An Oregon federal court recently relied on the so-called umbrella theory of damages to decide that the plaintiffs had an antitrust injury necessary to pursue an injunction. While this decision has garnered attention for enjoining the defendants from completing an acquisition, it also is noteworthy for its reliance on the disputed umbrella theory of damages.
This theory generally refers to antitrust damages that may result when non-conspiring market participants adjust their prices to correlate with the defendants’ alleged fixed prices. It is said that non-conspirators are able to make these adjustments because the alleged conspiracy creates a “price umbrella” under which the non-conspirators can shelter without fear of being challenged on prices. Litigants have disputed for many years whether this theory supports damages recoverable under federal antitrust law.
The issue of umbrella damages appeared several years ago in Whaley v.

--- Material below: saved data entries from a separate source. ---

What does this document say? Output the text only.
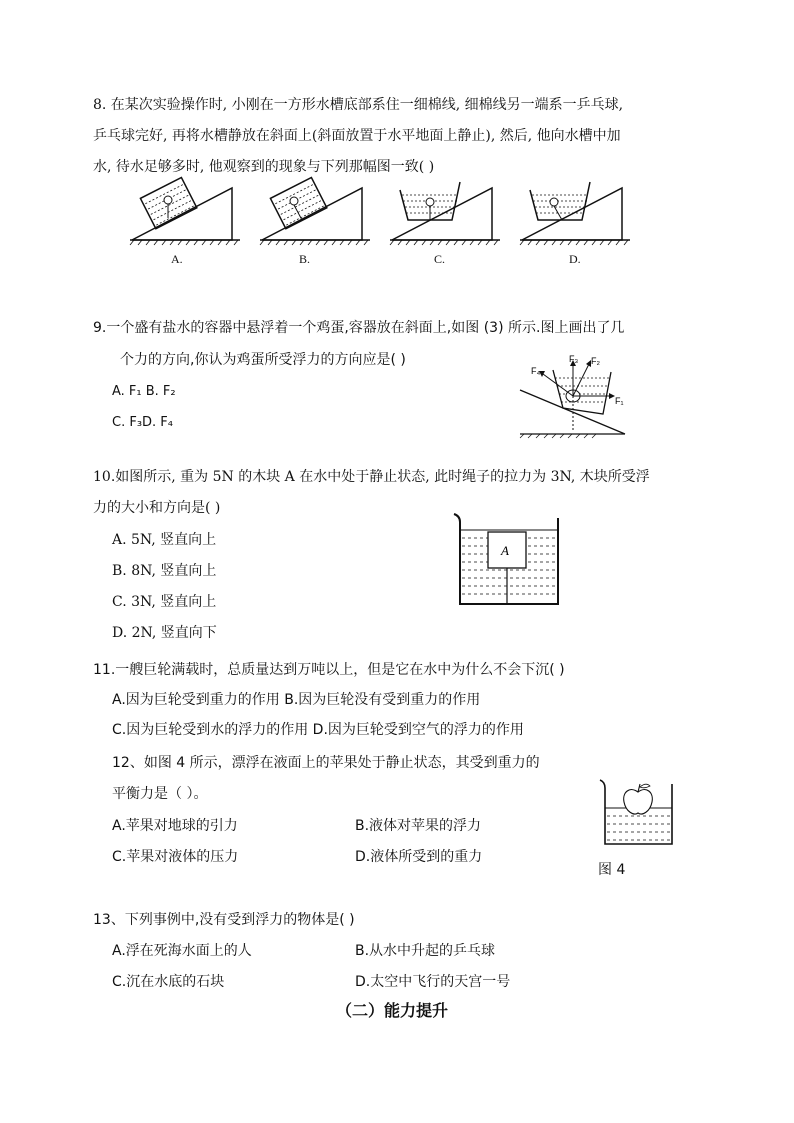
8. 在某次实验操作时, 小刚在一方形水槽底部系住一细棉线, 细棉线另一端系一乒乓球,
乒乓球完好, 再将水槽静放在斜面上(斜面放置于水平地面上静止), 然后, 他向水槽中加
水, 待水足够多时, 他观察到的现象与下列那幅图一致( )
A.	B.	C.	D.
9.一个盛有盐水的容器中悬浮着一个鸡蛋,容器放在斜面上,如图 (3) 所示.图上画出了几
个力的方向,你认为鸡蛋所受浮力的方向应是( )
A. F₁ B. F₂
C. F₃D. F₄
F₃ F₂
F₄
F₁
10.如图所示, 重为 5N 的木块 A 在水中处于静止状态, 此时绳子的拉力为 3N, 木块所受浮
力的大小和方向是( )
A. 5N, 竖直向上
B. 8N, 竖直向上
C. 3N, 竖直向上
D. 2N, 竖直向下
A
11.一艘巨轮满载时，总质量达到万吨以上，但是它在水中为什么不会下沉( )
A.因为巨轮受到重力的作用 B.因为巨轮没有受到重力的作用
C.因为巨轮受到水的浮力的作用 D.因为巨轮受到空气的浮力的作用
12、如图 4 所示，漂浮在液面上的苹果处于静止状态，其受到重力的
平衡力是（ ）。
A.苹果对地球的引力	B.液体对苹果的浮力
C.苹果对液体的压力	D.液体所受到的重力
图 4
13、下列事例中,没有受到浮力的物体是( )
A.浮在死海水面上的人	B.从水中升起的乒乓球
C.沉在水底的石块	D.太空中飞行的天宫一号
（二）能力提升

Pacific Seafood Group. In contesting class certification in 2011, the defendants argued the proposed class representatives were not “typical” as required by Rule 23(a)(3) because they were not selling seafood to the defendants. In response, the plaintiffs argued they were suffering antitrust damages similar to those of the class because they were selling seafood to processors that followed the defendants’ lead on prices. The district court explained that the Ninth Circuit had disapproved of the umbrella theory of damages for multilevel distribution chain cases but had not foreclosed the theory in single-level distribution cases. Relying on this distinction, the district court decided not to “categorically reject the umbrella theory of damages,” found the plaintiffs typical of the class, and certified the class.
The issue recently surfaced again. In a follow-on case, Boardman v. Pacific Seafood Group, the plaintiffs sought a preliminary injunction to prevent the defendants from acquiring another seafood processor; the defendants responded by arguing that the plaintiffs lacked an antitrust injury necessary to pursue the injunction. Reciting its class certification decision, the district court ruled it could “assume the umbrella theory of antitrust injury is viable” for the purposes of determining whether the plaintiffs likely are to succeed on the merits and, therefore, entitled to a preliminary injunction. On March 6, 2015, the district court enjoined the defendants from acquiring the other seafood processor.
It remains to be seen whether the Pacific Seafood decisions signal any judicial trend. Could these decisions indicate that federal courts are becoming more accepting of umbrella damages? Or are they mere anomalies based on the unique fact set before the district court, limited to ancillary damages issues such as typicality and antitrust injury considerations? The courts, undoubtedly, will be weighing in again.